It looks like good weather for the holiday weekend in Ireland. Time for breaks and trips. I like to link text and place when travelling. As I’m heading off to County Mayo, I thought I would pull together – in a fairly random way – some of my favourite texts linked to some wonderful Mayo places. So here they are – the texts and the places:
Heinrich Boll’s Irish Journal: Head to Achill Island’s Deserted Village and read Boll’s account of how he came upon this ‘skeleton of a human habitation’ that nobody had mentioned to him and where ‘the elements have eaten away everything not made of stone’. There’s a new edition of Irish Journal out with a fine Introduction by Hugo Hamilton.
J. M. Synge Travelling Ireland: Take this book to Erris and read the essays Synge wrote when he visited there in 1905 with Jack Yeats – travelling by long car from Ballina to Belmullet. This edition of the essays – edited by Nicholas Greene, with fine illustrations – was published in 2009.
Paul Henry’s An Irish Portrait: Take a boat from Blacksod to the deserted Inishkea Islands off the Mullet Peninsula where Henry travelled while a visitor to Achill in the early nineteenth century and wrote a graphic account of the whaling station. Paul Henry’s book is out of print but is available in many libraries and can be purchased on-line.

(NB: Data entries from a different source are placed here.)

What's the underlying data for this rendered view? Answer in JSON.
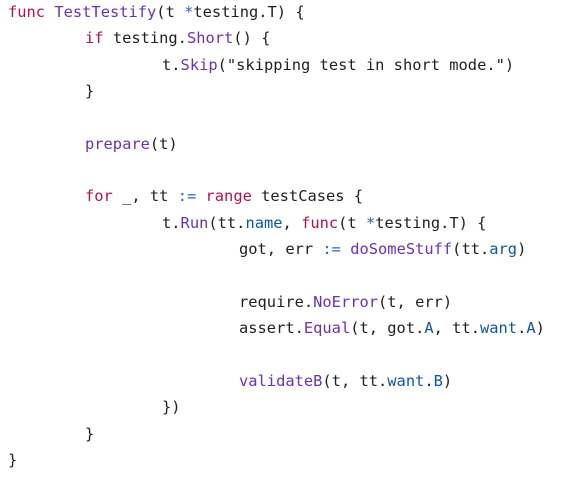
{
  "lines": [
    {
      "indent": 0,
      "tokens": [
        {
          "t": "func",
          "k": "kw"
        },
        {
          "t": " ",
          "k": "id"
        },
        {
          "t": "TestTestify",
          "k": "fn"
        },
        {
          "t": "(t ",
          "k": "id"
        },
        {
          "t": "*",
          "k": "op"
        },
        {
          "t": "testing.T) {",
          "k": "id"
        }
      ]
    },
    {
      "indent": 1,
      "tokens": [
        {
          "t": "if",
          "k": "kw"
        },
        {
          "t": " testing.",
          "k": "id"
        },
        {
          "t": "Short",
          "k": "fn"
        },
        {
          "t": "() {",
          "k": "id"
        }
      ]
    },
    {
      "indent": 2,
      "tokens": [
        {
          "t": "t.",
          "k": "id"
        },
        {
          "t": "Skip",
          "k": "fn"
        },
        {
          "t": "(\"skipping test in short mode.\")",
          "k": "id"
        }
      ]
    },
    {
      "indent": 1,
      "tokens": [
        {
          "t": "}",
          "k": "id"
        }
      ]
    },
    {
      "indent": 0,
      "tokens": []
    },
    {
      "indent": 1,
      "tokens": [
        {
          "t": "prepare",
          "k": "fn"
        },
        {
          "t": "(t)",
          "k": "id"
        }
      ]
    },
    {
      "indent": 0,
      "tokens": []
    },
    {
      "indent": 1,
      "tokens": [
        {
          "t": "for",
          "k": "kw"
        },
        {
          "t": " _, tt ",
          "k": "id"
        },
        {
          "t": ":=",
          "k": "op"
        },
        {
          "t": " ",
          "k": "id"
        },
        {
          "t": "range",
          "k": "kw"
        },
        {
          "t": " testCases {",
          "k": "id"
        }
      ]
    },
    {
      "indent": 2,
      "tokens": [
        {
          "t": "t.",
          "k": "id"
        },
        {
          "t": "Run",
          "k": "fn"
        },
        {
          "t": "(tt.",
          "k": "id"
        },
        {
          "t": "name",
          "k": "fd"
        },
        {
          "t": ", ",
          "k": "id"
        },
        {
          "t": "func",
          "k": "kw"
        },
        {
          "t": "(t ",
          "k": "id"
        },
        {
          "t": "*",
          "k": "op"
        },
        {
          "t": "testing.T) {",
          "k": "id"
        }
      ]
    },
    {
      "indent": 3,
      "tokens": [
        {
          "t": "got, err ",
          "k": "id"
        },
        {
          "t": ":=",
          "k": "op"
        },
        {
          "t": " ",
          "k": "id"
        },
        {
          "t": "doSomeStuff",
          "k": "fn"
        },
        {
          "t": "(tt.",
          "k": "id"
        },
        {
          "t": "arg",
          "k": "fd"
        },
        {
          "t": ")",
          "k": "id"
        }
      ]
    },
    {
      "indent": 0,
      "tokens": []
    },
    {
      "indent": 3,
      "tokens": [
        {
          "t": "require.",
          "k": "id"
        },
        {
          "t": "NoError",
          "k": "fn"
        },
        {
          "t": "(t, err)",
          "k": "id"
        }
      ]
    },
    {
      "indent": 3,
      "tokens": [
        {
          "t": "assert.",
          "k": "id"
        },
        {
          "t": "Equal",
          "k": "fn"
        },
        {
          "t": "(t, got.",
          "k": "id"
        },
        {
          "t": "A",
          "k": "fd"
        },
        {
          "t": ", tt.",
          "k": "id"
        },
        {
          "t": "want",
          "k": "fd"
        },
        {
          "t": ".",
          "k": "id"
        },
        {
          "t": "A",
          "k": "fd"
        },
        {
          "t": ")",
          "k": "id"
        }
      ]
    },
    {
      "indent": 0,
      "tokens": []
    },
    {
      "indent": 3,
      "tokens": [
        {
          "t": "validateB",
          "k": "fn"
        },
        {
          "t": "(t, tt.",
          "k": "id"
        },
        {
          "t": "want",
          "k": "fd"
        },
        {
          "t": ".",
          "k": "id"
        },
        {
          "t": "B",
          "k": "fd"
        },
        {
          "t": ")",
          "k": "id"
        }
      ]
    },
    {
      "indent": 2,
      "tokens": [
        {
          "t": "})",
          "k": "id"
        }
      ]
    },
    {
      "indent": 1,
      "tokens": [
        {
          "t": "}",
          "k": "id"
        }
      ]
    },
    {
      "indent": 0,
      "tokens": [
        {
          "t": "}",
          "k": "id"
        }
      ]
    }
  ],
  "colors": {
    "keyword": "#b4104f",
    "function": "#6d2fb3",
    "field": "#0b57a4",
    "operator": "#2763c4",
    "text": "#1f1f1f",
    "background": "#ffffff"
  }
}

Michael Viney, Wild Mayo: Take a journey through Mayo’s landscape and wildlife with this wonderful account packed with great illustrations from the writer/naturalist who lives in Thallabawn.
Michael Longley, A Hundred Doors: In his latest collection the Northern Ireland poet brings a fresh perspective to the place he has long frequented – the Mayo townland of Carrigskeewaun: ‘Where sand from the white strand and the burial ground / Blows in.’
Graham Greene, The End Of The Affair: It is sixty years since this book was first published. Inspired by the affair Greene had with Catherine Walston, the cottage they occasionally shared still stands in Dooagh, Achill at the very edge of the Atlantic Ocean.
I would love to hear stories of other texts linked to favourite Mayo places.
Michael Longley’s new volume A Hundred Doors is slim and snug and almost weightless in the hand. He returns again, almost apologetically, to a place that changed his life: ‘I am writing too much about Carrigskeewaun.’
He is there for the millennium, at Christmas, at lambing time, and – for the first time – with his new grandson Benjamin: ‘This is your first night at Carrigskeewaun. / The Owennadornaun is so full of rain / You arrived in Paddy Morrisson’s tractor’.
And then abruptly, we are in the Berg Room at New York’s Public Library where Longley peeks at the field note-books of the war and nature poet Edward Thomas: ‘A shell blast killed Edward Thomas, a gust / That still rifles the pages in the library.’
At the end of the collection the poet loops back to Carrigskeewaun and imagines a time when ha has left the place for the last time: ‘I hope you discover something I’ve overlooked, / Greenshanks, say, two or three elegantly probing / Where sand from the white strand and the burial ground / Blows in.’